From the Guidelines
Tranexamic acid (TXA) should not be used as a primary treatment to stop a gastrointestinal (GI) bleed, as the evidence for its effectiveness in this context is limited and conflicting, and it may even increase the risk of thromboembolic events. The most recent and highest quality study, a large randomized placebo-controlled trial including 12,009 patients with acute upper gastrointestinal bleeding 1, found no beneficial effect of tranexamic acid in reducing mortality due to bleeding, and actually observed an increased incidence of venous thromboembolic events in the tranexamic acid group. Other studies have also failed to demonstrate a consistent mortality benefit with TXA use in GI bleeding 1. For acute GI bleeding, standard treatments include proton pump inhibitors, endoscopic interventions, and blood product transfusions as needed. TXA works by inhibiting plasminogen activation, but this mechanism may not adequately address the complex nature of GI bleeding, which often requires direct intervention at the bleeding site.
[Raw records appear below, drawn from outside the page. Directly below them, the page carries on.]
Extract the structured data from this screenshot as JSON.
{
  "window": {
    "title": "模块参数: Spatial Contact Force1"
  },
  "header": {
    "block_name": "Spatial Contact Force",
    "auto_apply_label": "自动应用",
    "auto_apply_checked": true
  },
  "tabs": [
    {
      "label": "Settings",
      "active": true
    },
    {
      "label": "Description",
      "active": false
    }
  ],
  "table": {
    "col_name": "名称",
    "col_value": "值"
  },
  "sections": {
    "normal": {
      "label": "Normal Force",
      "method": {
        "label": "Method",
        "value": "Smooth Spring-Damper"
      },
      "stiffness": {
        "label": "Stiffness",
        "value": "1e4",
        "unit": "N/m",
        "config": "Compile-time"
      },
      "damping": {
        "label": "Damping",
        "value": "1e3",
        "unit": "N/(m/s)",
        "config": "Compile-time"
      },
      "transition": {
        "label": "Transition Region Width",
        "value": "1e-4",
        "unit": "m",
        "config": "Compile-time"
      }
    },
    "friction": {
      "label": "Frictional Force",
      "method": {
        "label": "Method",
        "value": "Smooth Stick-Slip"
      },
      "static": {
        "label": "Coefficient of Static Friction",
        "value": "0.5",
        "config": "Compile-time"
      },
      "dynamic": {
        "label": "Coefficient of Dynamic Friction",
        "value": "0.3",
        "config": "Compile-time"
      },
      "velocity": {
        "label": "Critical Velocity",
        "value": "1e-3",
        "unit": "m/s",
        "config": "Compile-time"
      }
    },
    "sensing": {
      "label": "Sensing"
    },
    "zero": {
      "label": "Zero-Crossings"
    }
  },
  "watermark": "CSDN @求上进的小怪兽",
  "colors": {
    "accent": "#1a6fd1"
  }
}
Some key points to consider when managing a GI bleed include:
- Hemodynamic stabilization is crucial to prevent shock and organ failure
- Early endoscopy is essential to identify and treat the underlying cause of bleeding
- Blood product transfusions may be necessary to replace lost blood and maintain oxygen delivery to tissues
- TXA may be considered in specific cases, such as hereditary hemorrhagic telangiectasia with mild GI bleeding, but its use should be individualized and carefully weighed against potential risks 1.
In general, the management of GI bleeding should focus on treating the underlying cause and stabilizing the patient, rather than relying on TXA as a primary intervention.